The Radcliff City Council discussed zoning and police personnel during a work session Monday.
Radcliff Planning Official Murray Wanner discussed an annexation and several zoning change requests that were recently approved by the city’s Planning Commission. The annexation request is for about 12.5 acres located at the northeast corner of the intersection of Ernest R. Kouma Boulevard and Patriot Parkway, and developers are asking for that property to be rezoned from R-1 Residential to Commercial Zone to match neighboring properties.
Zoning changes for properties located 1276 and 1278 Hill Street to R-6 High-Density Multi-Family Residential, and for a property at 3491 South Wilson Road to R-4 were discussed. City Attorney Michael Pike said developers are responding to demand.
“Everyone’s telling us we need more housing,” Pike said.” The employers are telling us we need more housing, the realtors and brokers are telling us we need more housing. We don’t have enough inventory. Interest rates are higher than they’ve been for years.”

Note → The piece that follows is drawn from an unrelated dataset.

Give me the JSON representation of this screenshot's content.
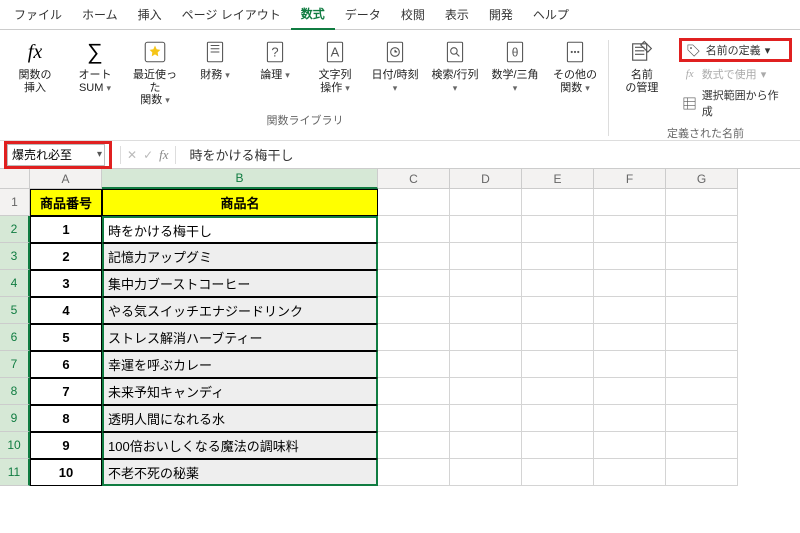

Radcliff Police Chief Jeff Cross discussed a proposal to remove the department’s evidence custodian position and replace it with two contract officers hired as detectives that would be in charge of the department’s evidence room. Cross said hiring detectives for the positions would keep the evidence room in check while also making additional personnel available for investigations.
“Those detectives work long hours,” Cross said. “It takes a lot to do what they do, and the first 72 hours of that are the most important. We had one (case) where the suspect had to go to the hospital and we had to sit on that person for a couple of days, and so we were having officers having to come in and call people in to cover the streets because they were having to help do that, so the more manpower we’ve got in that detective section the better it would be for them to investigate those crimes that take up a lot of time.”
Cross said money is in the budget for the positions for the current fiscal year, but he is requesting an additional $50,500 for the next city budget. Mayor J.J. Duvall said the city would look into its options.
The Radcliff City Council will next meet January 16.